Click to see benchmark sources

extension Optional {
  mutating func setIfNil(_ newValue: () -> Wrapped) -> Wrapped {
    if let v = self { return v }
    let v = newValue()
    self = v
    return v
  }
}

inline(__always)
func modify<T>(_ value: inout T) -> T { value }

extension Dictionary {
  mutating func memoizedValue0(
    forKey key: Key,
    generator: (Key) -> Value
  ) -> Value {
    if let value = self[key] { return value }
    let value = generator(key)
    self[key] = value
    return value
  }

  mutating func memoizedValue1(
    forKey key: Key,
    generator: (Key) -> Value
  ) -> Value {
    self[key].setIfNil { generator(key) }
  }

  mutating func memoizedValue2(
    forKey key: Key,
    generator: (Key) -> Value
  ) -> Value {
    modify(&self[key, default: generator(key)])
  }
}

var benchmark = Benchmark(title: "Collection Benchmarks")
defer { benchmark.main() }

benchmark.add(
  title: "Dictionary<Int, Int> memoization - 2-phase",
  input: [Int].self
) { input in
  return { timer in
    var d: [Int: Int] = [:]
    timer.measure {
      for i in input {
        let v = d.memoizedValue0(forKey: i, generator: { 2 * $0 })
        precondition(v == 2 * i)
      }
    }
    precondition(d.count == input.count)
    blackHole(d)
  }
}

benchmark.add(
  title: "Dictionary<Int, Int> memoization - regular subscript",
  input: [Int].self
) { input in
  return { timer in
    var d: [Int: Int] = [:]
    timer.measure {
      for i in input {
        let v = d.memoizedValue1(forKey: i, generator: { 2 * $0 })
        precondition(v == 2 * i)
      }
    }
    precondition(d.count == input.count)
    blackHole(d)
  }
}

benchmark.add(
  title: "Dictionary<Int, Int> memoization - defaulted subscript",
  input: [Int].self
) { input in
  return { timer in
    var d: [Int: Int] = [:]
    timer.measure {
      for i in input {
        let v = d.memoizedValue2(forKey: i, generator: { 2 * $0 })
        precondition(v == 2 * i)
      }
    }
    precondition(d.count == input.count)
    blackHole(d)
  }
}

@lukasa's approach using the regular subscript's _modify proved measurably faster than the two-phase variant. Surprisingly, using the defaulted subscript turned out to be 2x slower than the regular subscript on this microbenchmark. The defaulted subscript is significantly simpler than the regular one, so I'd have expected the opposite! This is a performance anomaly we'll need to look into.

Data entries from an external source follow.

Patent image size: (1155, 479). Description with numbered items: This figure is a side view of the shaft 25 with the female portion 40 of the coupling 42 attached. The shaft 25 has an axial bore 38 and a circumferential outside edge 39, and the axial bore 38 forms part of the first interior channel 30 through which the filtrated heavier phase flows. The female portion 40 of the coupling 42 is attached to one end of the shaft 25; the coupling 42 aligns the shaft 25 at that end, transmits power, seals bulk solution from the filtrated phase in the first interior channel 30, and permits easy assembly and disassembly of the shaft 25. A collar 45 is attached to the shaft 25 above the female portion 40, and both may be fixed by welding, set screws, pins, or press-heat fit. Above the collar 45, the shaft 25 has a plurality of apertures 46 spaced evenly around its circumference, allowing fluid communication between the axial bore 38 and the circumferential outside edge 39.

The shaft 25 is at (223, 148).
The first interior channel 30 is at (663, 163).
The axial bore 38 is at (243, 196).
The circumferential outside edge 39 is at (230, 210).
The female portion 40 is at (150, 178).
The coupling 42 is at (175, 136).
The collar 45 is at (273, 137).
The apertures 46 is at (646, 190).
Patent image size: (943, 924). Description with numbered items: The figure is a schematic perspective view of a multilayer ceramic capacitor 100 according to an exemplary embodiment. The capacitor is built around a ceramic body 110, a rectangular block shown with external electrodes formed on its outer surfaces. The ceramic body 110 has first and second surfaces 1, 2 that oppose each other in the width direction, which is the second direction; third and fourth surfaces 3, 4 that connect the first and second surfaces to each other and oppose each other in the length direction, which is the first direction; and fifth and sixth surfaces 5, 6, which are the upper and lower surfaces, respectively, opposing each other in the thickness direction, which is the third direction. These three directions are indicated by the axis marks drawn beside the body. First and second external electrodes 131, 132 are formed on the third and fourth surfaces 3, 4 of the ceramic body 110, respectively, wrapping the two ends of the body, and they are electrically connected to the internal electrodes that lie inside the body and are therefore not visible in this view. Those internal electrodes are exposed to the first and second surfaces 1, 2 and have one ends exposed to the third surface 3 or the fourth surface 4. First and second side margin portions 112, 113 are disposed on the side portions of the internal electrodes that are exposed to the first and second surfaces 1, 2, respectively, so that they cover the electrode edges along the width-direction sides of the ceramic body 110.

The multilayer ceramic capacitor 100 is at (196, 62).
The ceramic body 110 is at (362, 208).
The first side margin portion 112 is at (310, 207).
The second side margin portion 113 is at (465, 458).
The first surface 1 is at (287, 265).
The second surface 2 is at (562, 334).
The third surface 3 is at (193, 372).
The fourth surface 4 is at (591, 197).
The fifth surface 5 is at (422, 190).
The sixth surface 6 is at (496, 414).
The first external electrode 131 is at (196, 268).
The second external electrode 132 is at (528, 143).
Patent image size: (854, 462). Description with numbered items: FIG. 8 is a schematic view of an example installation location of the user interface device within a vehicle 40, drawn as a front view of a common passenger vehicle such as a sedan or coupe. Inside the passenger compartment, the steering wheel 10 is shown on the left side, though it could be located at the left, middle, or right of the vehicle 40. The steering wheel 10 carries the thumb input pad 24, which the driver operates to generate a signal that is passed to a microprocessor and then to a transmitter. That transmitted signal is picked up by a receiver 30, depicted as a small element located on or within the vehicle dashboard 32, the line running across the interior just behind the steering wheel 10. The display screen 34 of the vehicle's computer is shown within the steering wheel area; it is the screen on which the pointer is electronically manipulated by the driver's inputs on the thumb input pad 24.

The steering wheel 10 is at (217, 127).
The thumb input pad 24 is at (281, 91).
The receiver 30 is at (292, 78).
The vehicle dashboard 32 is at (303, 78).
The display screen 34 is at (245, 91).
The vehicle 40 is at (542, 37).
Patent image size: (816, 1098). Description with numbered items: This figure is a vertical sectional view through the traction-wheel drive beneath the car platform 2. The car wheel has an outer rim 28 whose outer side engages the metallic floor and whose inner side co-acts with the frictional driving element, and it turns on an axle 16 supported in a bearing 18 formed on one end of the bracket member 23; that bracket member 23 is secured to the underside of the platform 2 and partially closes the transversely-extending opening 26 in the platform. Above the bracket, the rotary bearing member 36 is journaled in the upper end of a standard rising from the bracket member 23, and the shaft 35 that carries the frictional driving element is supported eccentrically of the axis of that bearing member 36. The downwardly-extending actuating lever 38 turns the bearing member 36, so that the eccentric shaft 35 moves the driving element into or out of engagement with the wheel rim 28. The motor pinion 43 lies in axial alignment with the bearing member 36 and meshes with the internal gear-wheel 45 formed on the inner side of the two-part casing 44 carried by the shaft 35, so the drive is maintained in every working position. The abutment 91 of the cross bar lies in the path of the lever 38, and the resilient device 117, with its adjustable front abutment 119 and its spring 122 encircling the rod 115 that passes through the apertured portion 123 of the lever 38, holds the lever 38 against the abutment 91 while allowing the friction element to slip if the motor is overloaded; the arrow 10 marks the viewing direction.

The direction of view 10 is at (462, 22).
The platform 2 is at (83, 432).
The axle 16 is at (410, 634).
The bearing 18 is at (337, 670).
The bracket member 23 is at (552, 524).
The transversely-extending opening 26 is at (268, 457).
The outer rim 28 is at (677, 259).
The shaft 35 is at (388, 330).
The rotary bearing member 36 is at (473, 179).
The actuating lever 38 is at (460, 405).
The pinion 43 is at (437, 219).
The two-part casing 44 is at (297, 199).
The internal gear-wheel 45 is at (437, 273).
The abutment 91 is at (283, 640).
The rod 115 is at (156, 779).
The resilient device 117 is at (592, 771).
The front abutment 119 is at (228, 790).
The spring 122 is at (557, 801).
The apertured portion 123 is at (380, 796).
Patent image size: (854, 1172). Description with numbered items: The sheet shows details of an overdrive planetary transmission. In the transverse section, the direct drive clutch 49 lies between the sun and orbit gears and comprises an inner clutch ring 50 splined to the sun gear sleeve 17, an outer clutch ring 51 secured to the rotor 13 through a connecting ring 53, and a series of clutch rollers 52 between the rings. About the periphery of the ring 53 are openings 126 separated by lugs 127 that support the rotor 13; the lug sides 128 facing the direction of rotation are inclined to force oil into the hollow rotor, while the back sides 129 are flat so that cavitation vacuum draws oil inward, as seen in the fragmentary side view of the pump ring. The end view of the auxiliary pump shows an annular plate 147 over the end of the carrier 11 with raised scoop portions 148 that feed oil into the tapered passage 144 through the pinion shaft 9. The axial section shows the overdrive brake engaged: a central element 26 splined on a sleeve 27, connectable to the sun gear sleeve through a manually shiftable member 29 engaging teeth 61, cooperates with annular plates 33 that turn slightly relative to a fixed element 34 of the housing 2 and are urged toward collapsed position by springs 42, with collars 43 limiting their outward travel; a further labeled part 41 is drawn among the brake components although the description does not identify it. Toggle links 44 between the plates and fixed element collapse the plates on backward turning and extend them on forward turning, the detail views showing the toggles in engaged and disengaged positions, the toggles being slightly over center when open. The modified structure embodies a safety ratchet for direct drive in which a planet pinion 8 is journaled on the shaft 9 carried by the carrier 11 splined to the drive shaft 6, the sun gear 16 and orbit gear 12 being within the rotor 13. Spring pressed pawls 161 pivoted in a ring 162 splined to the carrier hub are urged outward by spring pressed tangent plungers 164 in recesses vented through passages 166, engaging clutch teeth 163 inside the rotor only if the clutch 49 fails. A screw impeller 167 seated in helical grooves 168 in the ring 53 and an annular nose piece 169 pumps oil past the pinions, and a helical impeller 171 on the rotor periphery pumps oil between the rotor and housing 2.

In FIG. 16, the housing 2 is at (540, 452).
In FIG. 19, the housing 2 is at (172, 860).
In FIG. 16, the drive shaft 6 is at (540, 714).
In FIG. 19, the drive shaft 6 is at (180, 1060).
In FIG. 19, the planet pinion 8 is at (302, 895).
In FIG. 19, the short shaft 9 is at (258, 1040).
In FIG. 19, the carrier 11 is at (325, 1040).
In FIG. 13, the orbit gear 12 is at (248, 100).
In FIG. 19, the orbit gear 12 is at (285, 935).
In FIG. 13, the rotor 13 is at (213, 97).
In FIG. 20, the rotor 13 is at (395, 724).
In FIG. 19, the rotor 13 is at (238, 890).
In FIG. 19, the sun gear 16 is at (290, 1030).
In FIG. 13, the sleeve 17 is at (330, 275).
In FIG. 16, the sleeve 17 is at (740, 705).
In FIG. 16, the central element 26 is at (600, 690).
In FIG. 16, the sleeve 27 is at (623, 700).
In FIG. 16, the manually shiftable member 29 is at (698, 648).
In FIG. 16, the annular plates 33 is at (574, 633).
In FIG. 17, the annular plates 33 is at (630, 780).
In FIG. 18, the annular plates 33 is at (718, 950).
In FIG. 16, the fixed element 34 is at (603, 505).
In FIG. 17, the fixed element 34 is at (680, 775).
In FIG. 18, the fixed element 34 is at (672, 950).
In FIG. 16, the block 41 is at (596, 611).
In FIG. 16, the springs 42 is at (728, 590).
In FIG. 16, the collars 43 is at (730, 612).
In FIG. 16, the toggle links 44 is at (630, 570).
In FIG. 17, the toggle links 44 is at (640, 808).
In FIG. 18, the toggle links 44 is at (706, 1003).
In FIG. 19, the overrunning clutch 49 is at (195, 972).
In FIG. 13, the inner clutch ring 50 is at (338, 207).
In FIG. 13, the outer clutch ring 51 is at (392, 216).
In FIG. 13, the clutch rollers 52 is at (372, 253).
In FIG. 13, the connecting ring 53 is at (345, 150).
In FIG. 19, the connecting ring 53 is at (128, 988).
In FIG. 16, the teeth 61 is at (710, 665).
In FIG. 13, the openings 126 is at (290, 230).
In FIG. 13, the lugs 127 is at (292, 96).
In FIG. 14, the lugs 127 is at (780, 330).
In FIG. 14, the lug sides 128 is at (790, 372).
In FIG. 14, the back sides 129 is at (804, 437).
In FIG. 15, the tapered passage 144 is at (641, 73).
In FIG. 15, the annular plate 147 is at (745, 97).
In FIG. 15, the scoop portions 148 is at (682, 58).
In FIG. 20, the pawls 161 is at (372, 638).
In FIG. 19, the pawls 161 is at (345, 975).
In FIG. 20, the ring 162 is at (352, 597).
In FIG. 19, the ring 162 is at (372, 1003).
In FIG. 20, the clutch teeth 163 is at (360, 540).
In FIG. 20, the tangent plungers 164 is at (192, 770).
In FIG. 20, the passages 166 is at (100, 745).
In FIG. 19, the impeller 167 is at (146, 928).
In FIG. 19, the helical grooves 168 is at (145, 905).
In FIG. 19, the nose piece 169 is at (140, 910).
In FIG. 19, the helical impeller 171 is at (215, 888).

As a Swift user, I wouldn't draw too many conclusions from these results -- in these microbenchmarks, the cached function is a trivial 2 * $0 closure, so these are dominated by hash table operations. In actual use cases, the generator function will likely be much slower, and there will be no measurable difference between the three variants.

tera · June 3, 2022, 1:48am

Interesting results, thank you.

How did you arrive at this conclusion? If hash function is slower → it should matter more if it is calculated once or twice. Could you rerun your test with some realistic key, e.g. with keys of the form UUID().uuidString ? (I presume there is no caching of String's hash values which would mud water even further).

lorentey · June 3, 2022, 2:00am

I'm talking about the function whose results are getting cached in the dictionary, not the hash function as implemented by Hasher. The multiply-by-two function I'm using in these microbenchmarks is not a very practical thing to memoize the results of. In actual cases, the function we're caching will be (hopefully!) doing a lot more work than that -- otherwise using a dictionary to cache its returned values would not be very useful.

Looking up a key in a dictionary has a certain amount of complexity, a part of which is spent calculating the hash value for the key (other parts are spent on equality comparisons while scanning for a matching key within the corresponding collision chain, RAM latency, etc.) For these caching/memoization schemes to be worth the memory they need, the function whose repeated invocations we'd like to optimize away needs to be overwhelmingly more expensive than a couple of dictionary lookups.